In caso di procedura di infrazione, la sanzione costerà a tutti gli italiani circa 8 mila euro al giorno fino a quando il governo non si adeguerà alla normativa europea sulla tutela dell’ambiente e della biodiversità. Sotto la lente della Commissione, sottolinea Oipa, sono finiti i commi 447 e 448 dell’articolo 1 della legge poiché l’Italia non ha eliminato l’incertezza giuridica introdotta dalla legge, che continua a rappresentare un problema di conformità con le Direttive europee Uccelli e Habitat. Quindi, si legge nella nota, “la Commissione intende proporre l’avvio di una procedura d’infrazione”.
In particolare, il comma 447 concede alle Regioni e alle Province autonome di Trento e Bolzano la facoltà di provvedere al controllo e, se necessario, autorizzare piani di controllo numerico, mediante abbattimento o cattura, delle specie di fauna selvatica anche nelle zone vietate alla caccia come le aree protette, e nei periodi dell’anno in cui la caccia è vietata. L’Oipa fa notare come tali previsioni determino una “mattanza indiscriminata della fauna mettendo inoltre a rischio la pubblica sicurezza e incolumità”.

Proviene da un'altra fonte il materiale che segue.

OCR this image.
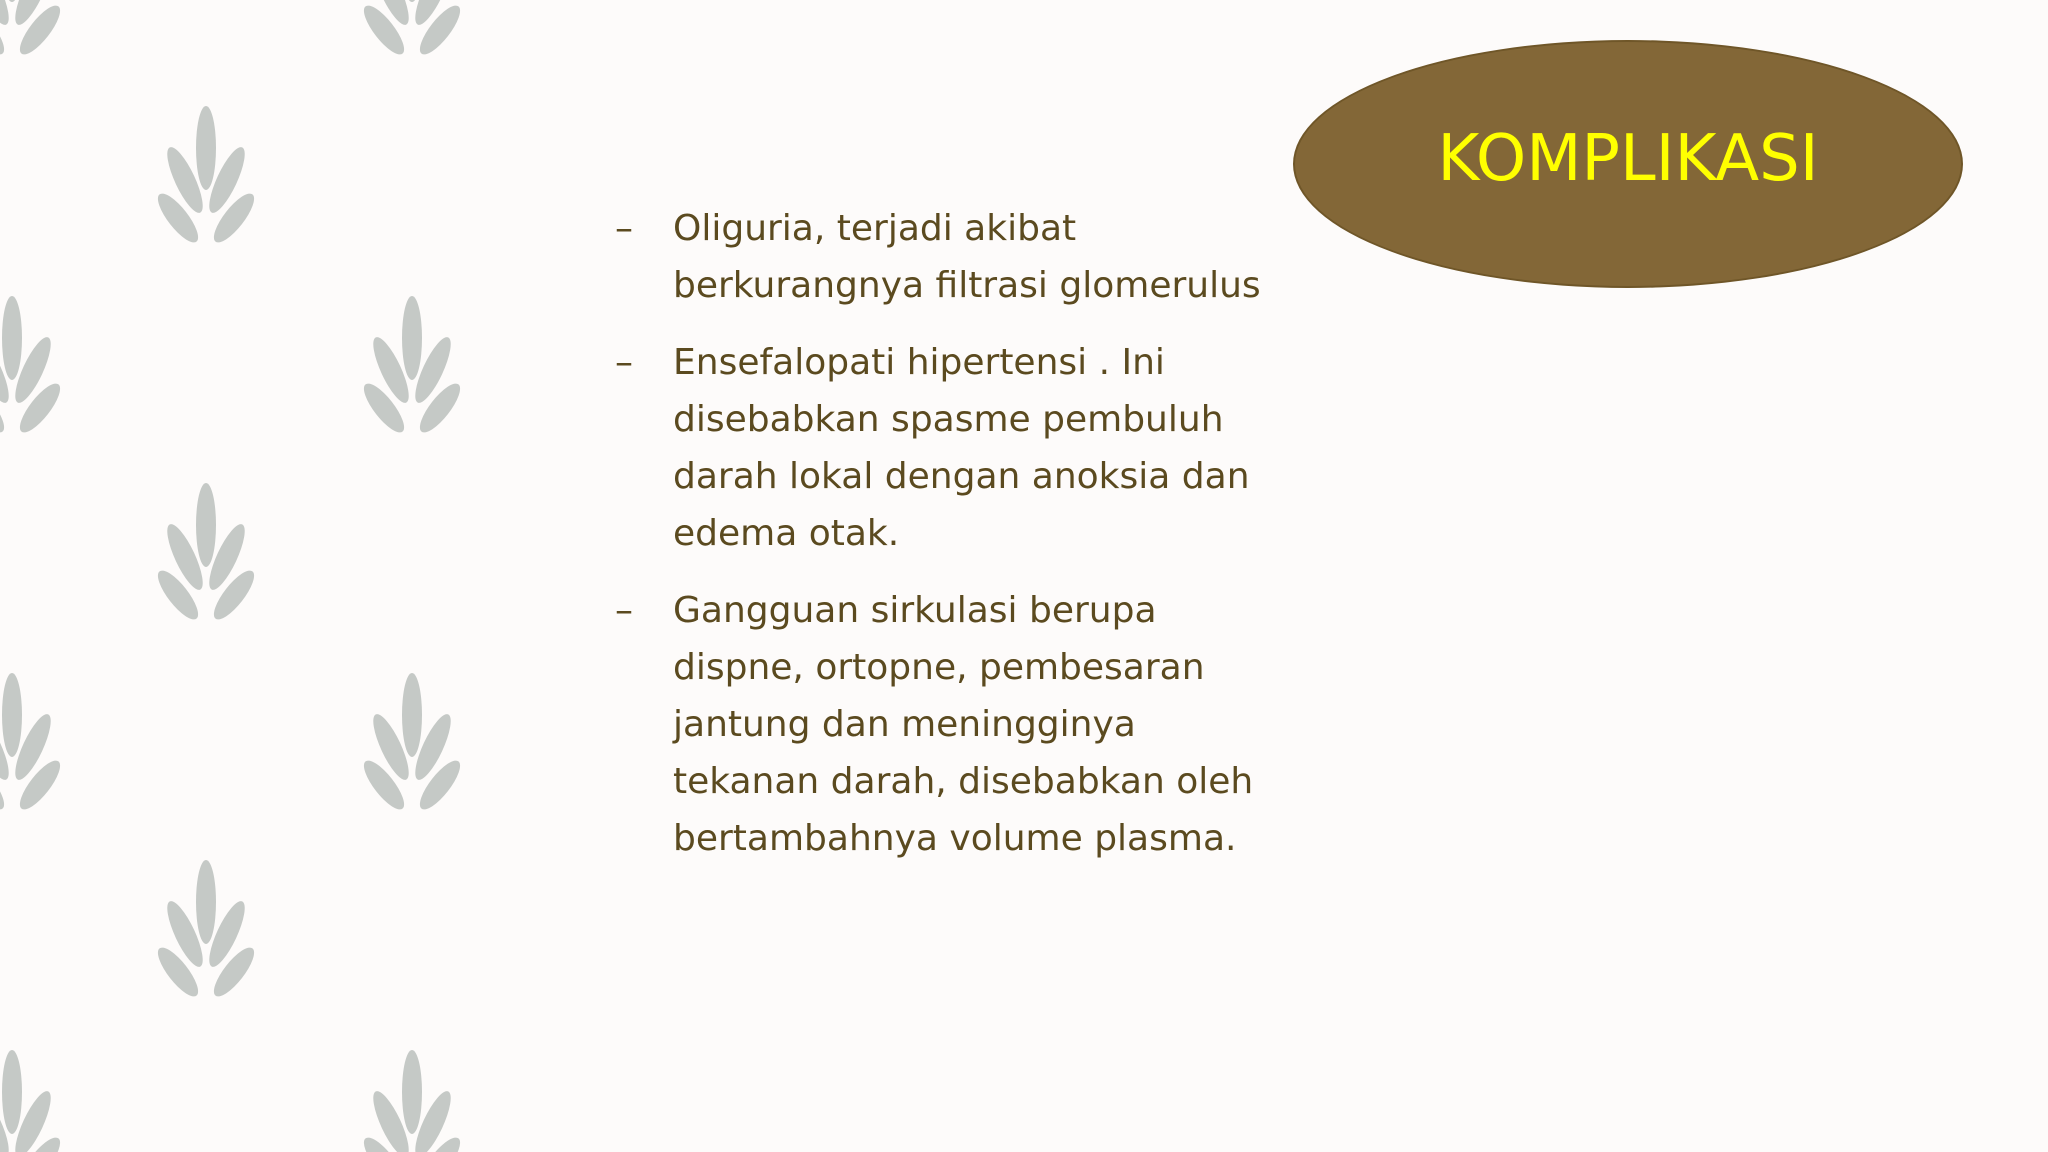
KOMPLIKASI
– Oliguria, terjadi akibat
berkurangnya filtrasi glomerulus
– Ensefalopati hipertensi . Ini
disebabkan spasme pembuluh
darah lokal dengan anoksia dan
edema otak.
– Gangguan sirkulasi berupa
dispne, ortopne, pembesaran
jantung dan meningginya
tekanan darah, disebabkan oleh
bertambahnya volume plasma.
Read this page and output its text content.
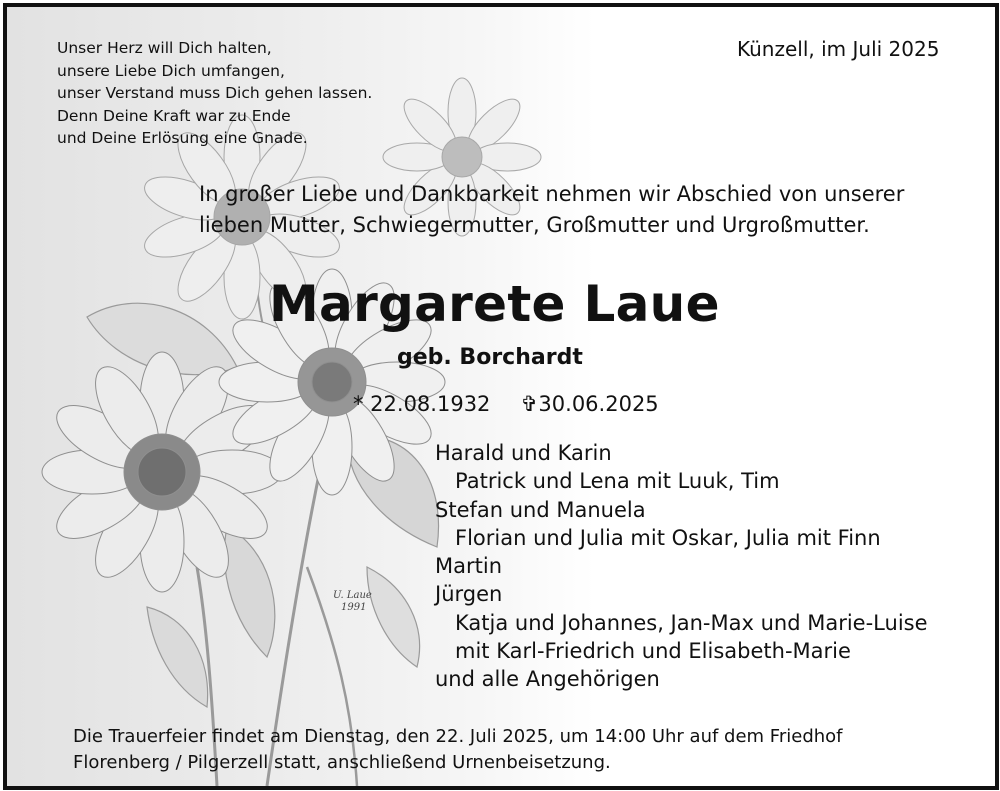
U. Laue
1991
Unser Herz will Dich halten,
unsere Liebe Dich umfangen,
unser Verstand muss Dich gehen lassen.
Denn Deine Kraft war zu Ende
und Deine Erlösung eine Gnade.
Künzell, im Juli 2025
In großer Liebe und Dankbarkeit nehmen wir Abschied von unserer
lieben Mutter, Schwiegermutter, Großmutter und Urgroßmutter.
Margarete Laue
geb. Borchardt
* 22.08.1932 ✞30.06.2025
Harald und Karin
Patrick und Lena mit Luuk, Tim
Stefan und Manuela
Florian und Julia mit Oskar, Julia mit Finn
Martin
Jürgen
Katja und Johannes, Jan-Max und Marie-Luise
mit Karl-Friedrich und Elisabeth-Marie
und alle Angehörigen
Die Trauerfeier findet am Dienstag, den 22. Juli 2025, um 14:00 Uhr auf dem Friedhof
Florenberg / Pilgerzell statt, anschließend Urnenbeisetzung.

“Ogni anno, a fine stagione venatoria, si contano morti e feriti anche tra gli umani, cacciatori e non: permettere battute di caccia in aree protette, in città e in qualsiasi giorno dell’anno può peggiorare il fenomeno”, si legge ancora. “Vanno riviste subito le norme che trasformano l’Italia in uno scenario da Far West dove i cacciatori possono intervenire sempre e ovunque, anche nei parchi e nelle aree urbane: l’Europa ha messo sotto osservazione l’Italia, e bisogna far sì che i ministri evitino l’ennesima figuraccia dell’Italia in tema di ambiente e biodiversità”, scrive l’organizzazione.